Results
Permanent snow cover date, i.e., 100% snow cover without melting until
the spring, was variable across our autumn seasons, occurring almost 3
weeks later in 2015 (November 3rd) than in 2016
(October 16th) and 2017 (October
17th). Completion of snowmelt date, i.e., no more snow
on ground, was similar across study years (May 6th,
2015, May 1st 2016, May 2nd 2017 and
May 1st 2018). When considering both seasons and all
years together, the prevalence of coat colour mismatched hares that
contrasted with their snowless environment was low (14% of trapping
records) in our population. Mismatch occurred more frequently in the
autumn (19% of trapping records) than the spring (8% of trapping
records). The autumn with the latest permanent snow cover arrival date,
i.e., 2015, had the highest prevalence of mismatch (33% of records).
Prevalence of mismatch in the autumns of 2016 and 2017 were 10% and
13% of trapping records, respectively. Spring mismatch was consistent
across years around 10% (2015-9% of trapping records, 2016-10%,
2018-12%), with the exception of 2017 when only 1% of trapped hares
were mismatched.
Effect of coat colour mismatch on mortality
The CPH model with the strongest support in both seasons included snow
depth, snow cover and mismatch (Table S11, S12 & S13). However, the
second highest ranking CPH model for spring, i.e., the model including
only snow variables, was within 2 ΔAICc (AICc = 0.09) from our top
spring CPH model (Table S11). Mortality risk for mismatched hares in
autumn was significantly reduced (z = -2.43; P=0.02) relative to
matched hares (Hazard Ratio (HR)= 0.135; 95% Confidence Intervals (CI):
0.027, 0.679; Fig. 1a). In contrast, coat colour mismatch was positively
correlated with mortality risk for hares in the spring (Fig. 1b), but
this effect was non-significant (z = 1.60; P= 0.11). Models were
qualitatively similar regardless of our classification of mismatch,
except when considering mismatch as a minimum 40% contrast between coat
colour and snow cover; in this case mismatch significantly increased
mortality risk in the spring (HR= 6.780; 95% CI: 2.390, 19.240;z = 3.60; P<0.001). Snow depth (z = -2.29; P=
0.02) and snow cover (z = 2.98; P=0.003) significantly affected
mortality risk in the top spring model, but not in the top autumn model.

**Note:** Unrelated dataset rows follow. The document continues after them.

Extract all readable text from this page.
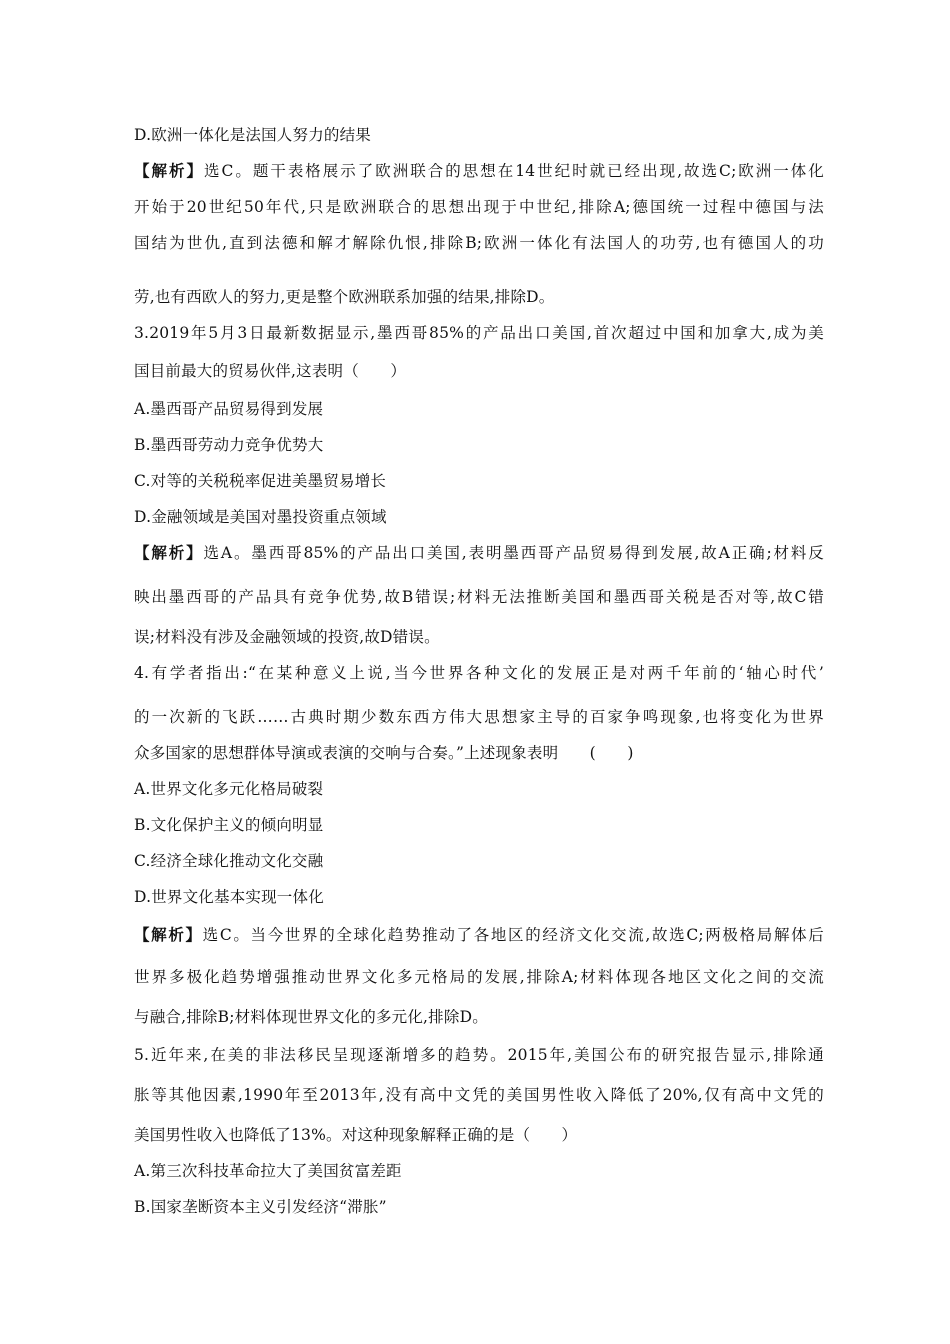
D.欧洲一体化是法国人努力的结果
【解析】选C。题干表格展示了欧洲联合的思想在14世纪时就已经出现,故选C;欧洲一体化
开始于20世纪50年代,只是欧洲联合的思想出现于中世纪,排除A;德国统一过程中德国与法
国结为世仇,直到法德和解才解除仇恨,排除B;欧洲一体化有法国人的功劳,也有德国人的功
劳,也有西欧人的努力,更是整个欧洲联系加强的结果,排除D。
3.2019年5月3日最新数据显示,墨西哥85%的产品出口美国,首次超过中国和加拿大,成为美
国目前最大的贸易伙伴,这表明（　　）
A.墨西哥产品贸易得到发展
B.墨西哥劳动力竞争优势大
C.对等的关税税率促进美墨贸易增长
D.金融领域是美国对墨投资重点领域
【解析】选A。墨西哥85%的产品出口美国,表明墨西哥产品贸易得到发展,故A正确;材料反
映出墨西哥的产品具有竞争优势,故B错误;材料无法推断美国和墨西哥关税是否对等,故C错
误;材料没有涉及金融领域的投资,故D错误。
4.有学者指出:“在某种意义上说,当今世界各种文化的发展正是对两千年前的‘轴心时代’
的一次新的飞跃……古典时期少数东西方伟大思想家主导的百家争鸣现象,也将变化为世界
众多国家的思想群体导演或表演的交响与合奏。”上述现象表明　　(　　)
A.世界文化多元化格局破裂
B.文化保护主义的倾向明显
C.经济全球化推动文化交融
D.世界文化基本实现一体化
【解析】选C。当今世界的全球化趋势推动了各地区的经济文化交流,故选C;两极格局解体后
世界多极化趋势增强推动世界文化多元格局的发展,排除A;材料体现各地区文化之间的交流
与融合,排除B;材料体现世界文化的多元化,排除D。
5.近年来,在美的非法移民呈现逐渐增多的趋势。2015年,美国公布的研究报告显示,排除通
胀等其他因素,1990年至2013年,没有高中文凭的美国男性收入降低了20%,仅有高中文凭的
美国男性收入也降低了13%。对这种现象解释正确的是（　　）
A.第三次科技革命拉大了美国贫富差距
B.国家垄断资本主义引发经济“滞胀”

In spring, the risk of dying decreased as snow depth increased (HR=0.95;
95% CI: 0.92, 0.993; Fig S1a) and mortality risk increased as snow
cover increased (HR=1.046; 95% CI: 1.01, 1.08; Fig S1b).
Effect of coat colour mismatch on foraging time
Across our study years, hares foraged on average 706 ± 2.29 minutes per
day in the spring and 751 ± 1.65 minutes per day in the autumn. Coat
colour mismatch was an important predictor of daily foraging time in the
autumn, but not the spring (Table S14 and S15). The top model for autumn
foraging time included coat colour mismatch, temperature, year, and the
interaction between temperature and mismatch (Table 1). As autumn
temperature decreased, mismatched hares decreased daily foraging time,
whereas matched hares increased foraging time (Fig. 2a; Table 1). For
instance, when the temperature was - 8 °C, brown-matched hares foraged
65 minutes more per day than white-mismatched hares (Fig. 2a). The top
model for spring included temperature, year, and sex (Table 1), When
coat colour mismatch was included in our spring foraging models, its
effect on daily foraging time was non-significant (t =-0.759,P >0.05).